El tiempo solo no da la victoria, pero desgasta la voluntad. Por eso, es imposible saber con certeza quién ganará esta guerra si se prolonga indefinidamente. Lo que sí es cierto es que, desde que las naciones sustituyeron a los reinos –desde que la voluntad popular sustituyó a la de los reyes– los precedentes son malos para los invasores. Es verdad que cada uno de esos precedentes tiene personalidad propia. Muchos analistas prorrusos le dirán que fue la jungla la que derrotó a los Estados Unidos en Vietnam… y eso es algo que no existe en Ucrania. Otros defenderán que fueron las inaccesibles montañas las que dieron la victoria a los talibanes en Afganistán mientras que, alrededor del Dnieper, el relieve es razonablemente llano y da ventaja a los Ejércitos más numerosos y mejor equipados.
¿Ventaja entonces para Rusia? Aunque su especificidad no se encuentre en la jungla ni en las montañas, la guerra de Ucrania también tendrá personalidad propia para los historiadores del futuro. Vayamos, para estar seguros, a 2050. Es muy probable que no encontremos huellas de ninguna derrota decisiva de las tropas rusas sobre el terreno. Tampoco fueron vencidas las norteamericanas en Vietnam o en Iraq, ni las soviéticas o las de la OTAN en Afganistán, ni las rusas en Siria. Pero eso no significa que la partida esté decidida de antemano.

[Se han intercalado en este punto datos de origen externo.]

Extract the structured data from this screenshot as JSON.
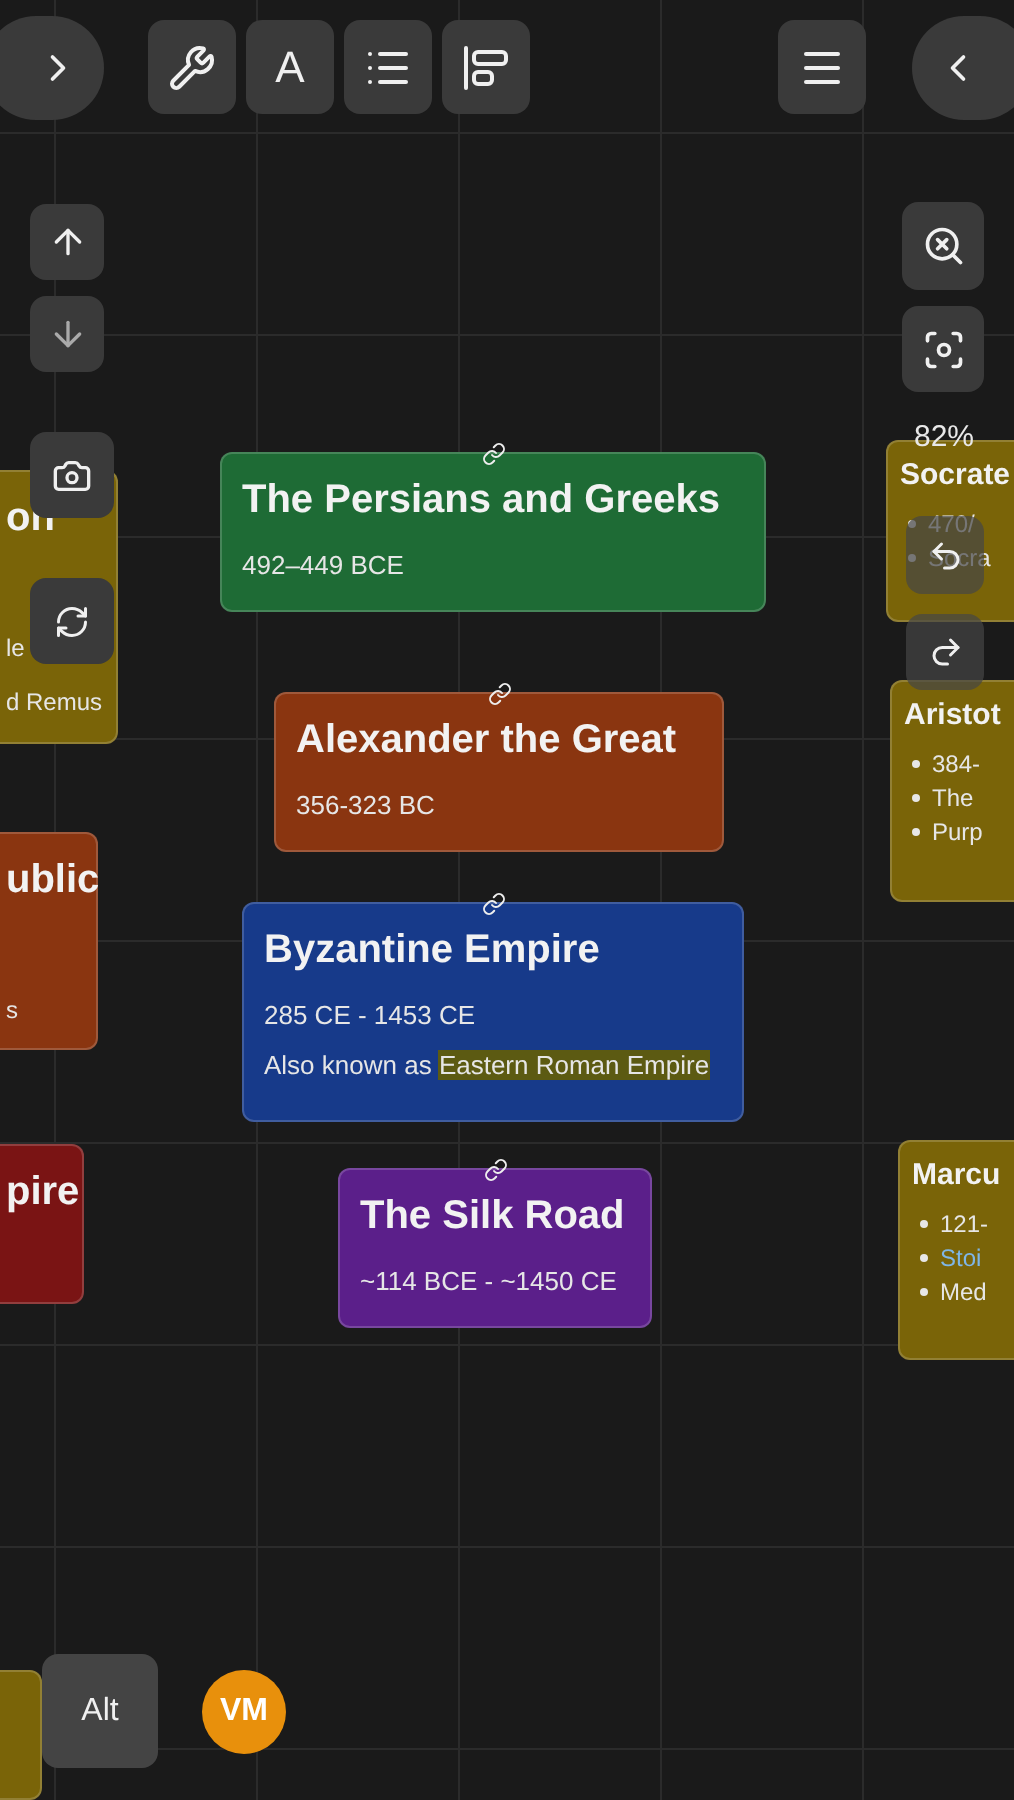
{
  "toolbar": {
    "text_tool_label": "A"
  },
  "zoom": {
    "reading": "82%"
  },
  "nodes": [
    {
      "title": "on",
      "color": "#7a6408",
      "lines": [
        {
          "kind": "text",
          "text": "le",
          "link": false
        },
        {
          "kind": "text",
          "text": "d Remus",
          "link": false
        }
      ]
    },
    {
      "title": "ublic",
      "color": "#8a3510",
      "linked": false,
      "lines": [
        {
          "kind": "text",
          "text": "s",
          "link": false
        }
      ]
    },
    {
      "title": "pire",
      "color": "#7a1414",
      "linked": false
    },
    {
      "title": "The Persians and Greeks",
      "color": "#1e6b35",
      "linked": true,
      "lines": [
        {
          "kind": "text",
          "text": "492–449 BCE",
          "link": false
        }
      ]
    },
    {
      "title": "Alexander the Great",
      "color": "#8a3510",
      "linked": true,
      "lines": [
        {
          "kind": "text",
          "text": "356-323 BC",
          "link": false
        }
      ]
    },
    {
      "title": "Byzantine Empire",
      "color": "#173a8a",
      "linked": true,
      "lines": [
        {
          "kind": "text",
          "text": "285 CE - 1453 CE",
          "link": false
        },
        {
          "kind": "text",
          "text": "Also known as ",
          "highlight": "Eastern Roman Empire",
          "link": false
        }
      ]
    },
    {
      "title": "The Silk Road",
      "color": "#5b1f8a",
      "linked": true,
      "lines": [
        {
          "kind": "text",
          "text": "~114 BCE - ~1450 CE",
          "link": false
        }
      ]
    },
    {
      "title": "Socrate",
      "color": "#7a6408",
      "linked": false,
      "lines": [
        {
          "kind": "bullet",
          "text": "470/",
          "link": false
        },
        {
          "kind": "bullet",
          "text": "Socra",
          "link": false
        }
      ]
    },
    {
      "title": "Aristot",
      "color": "#7a6408",
      "linked": false,
      "lines": [
        {
          "kind": "bullet",
          "text": "384-",
          "link": false
        },
        {
          "kind": "bullet",
          "text": "The",
          "link": false
        },
        {
          "kind": "bullet",
          "text": "Purp",
          "link": false
        }
      ]
    },
    {
      "title": "Marcu",
      "color": "#7a6408",
      "linked": false,
      "lines": [
        {
          "kind": "bullet",
          "text": "121-",
          "link": false
        },
        {
          "kind": "bullet",
          "text": "Stoi",
          "link": true
        },
        {
          "kind": "bullet",
          "text": "Med",
          "link": false
        }
      ]
    },
    {
      "color": "#7a6408",
      "linked": false
    }
  ],
  "modifier_key": {
    "label": "Alt"
  },
  "user": {
    "initials": "VM"
  }
}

Forcemos la imaginación. Dentro de 25 años ¿qué factores podríamos encontrar que, como siempre a posteriori –decía Bernard Shaw que las predicciones eran más difíciles cuando se referían al futuro– explicaran una hipotética retirada rusa de Ucrania? ¿Dónde hallaríamos las cartas que, junto al tiempo y a la voluntad de vencer, podrían dar la victoria al presidente Zelenski?

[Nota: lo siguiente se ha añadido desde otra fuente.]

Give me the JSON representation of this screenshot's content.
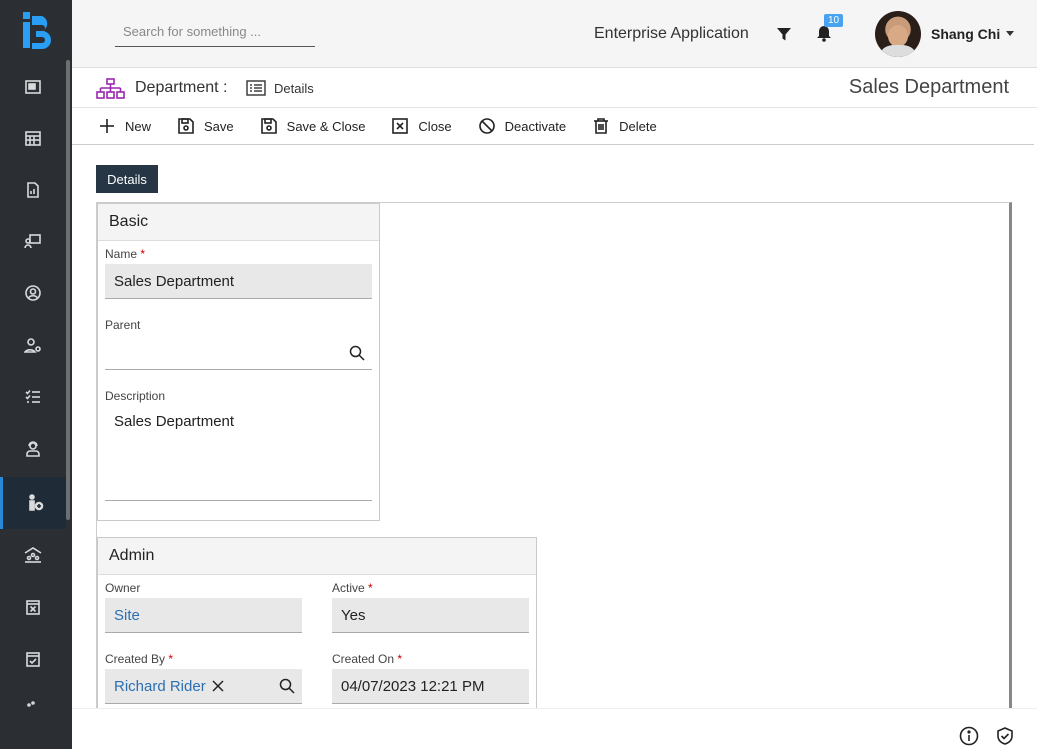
{
  "header": {
    "search_placeholder": "Search for something ...",
    "app_name": "Enterprise Application",
    "notification_count": "10",
    "user_name": "Shang Chi"
  },
  "breadcrumb": {
    "entity": "Department :",
    "view": "Details",
    "record_title": "Sales Department"
  },
  "toolbar": {
    "new": "New",
    "save": "Save",
    "save_close": "Save & Close",
    "close": "Close",
    "deactivate": "Deactivate",
    "delete": "Delete"
  },
  "tabs": {
    "details": "Details"
  },
  "basic": {
    "title": "Basic",
    "name_label": "Name",
    "name_value": "Sales Department",
    "parent_label": "Parent",
    "parent_value": "",
    "description_label": "Description",
    "description_value": "Sales Department"
  },
  "admin": {
    "title": "Admin",
    "owner_label": "Owner",
    "owner_value": "Site",
    "active_label": "Active",
    "active_value": "Yes",
    "created_by_label": "Created By",
    "created_by_value": "Richard Rider",
    "created_on_label": "Created On",
    "created_on_value": "04/07/2023 12:21 PM"
  },
  "required_mark": "*",
  "colors": {
    "sidebar": "#2b2f33",
    "tab": "#263645",
    "link": "#2c6fb2",
    "badge": "#4aa3f0"
  }
}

La primera de esas cartas podría estar en la tecnología. El dron barato, de origen comercial, ha convertido en inútil casi todo el material que Rusia heredó de la URSS y contribuido a igualar las fuerzas de la poderosa Rusia y la modesta Ucrania. La segunda, que depende en parte de la opinión pública occidental, está en las sanciones, herramienta de ritmo lento –aún más que el interminable avance ruso sobre Pokrovsk– pero imprescindible para que, cuando falte Putin, surjan en Rusia voces que, desde dentro del régimen, se atrevan a apostar por la vuelta a la normalidad. Pero quizá la carta decisiva de la mano de Zelenski esté en las ciudades, junglas urbanas que poco tienen que envidiar a las de Vietnam o a las de Cartagena de Indias. Hace ya más de dos años que las tropas rusas conquistaron Bajmut y, desde entonces, ninguna otra ciudad siquiera mediana ha caído en sus manos. A este ritmo, ese 2050 que quizá haya preocupado a muchos de los lectores nos dejará todavía en las afueras de Pokrovsk.
Juan Rodríguez Garat es almirante retirado.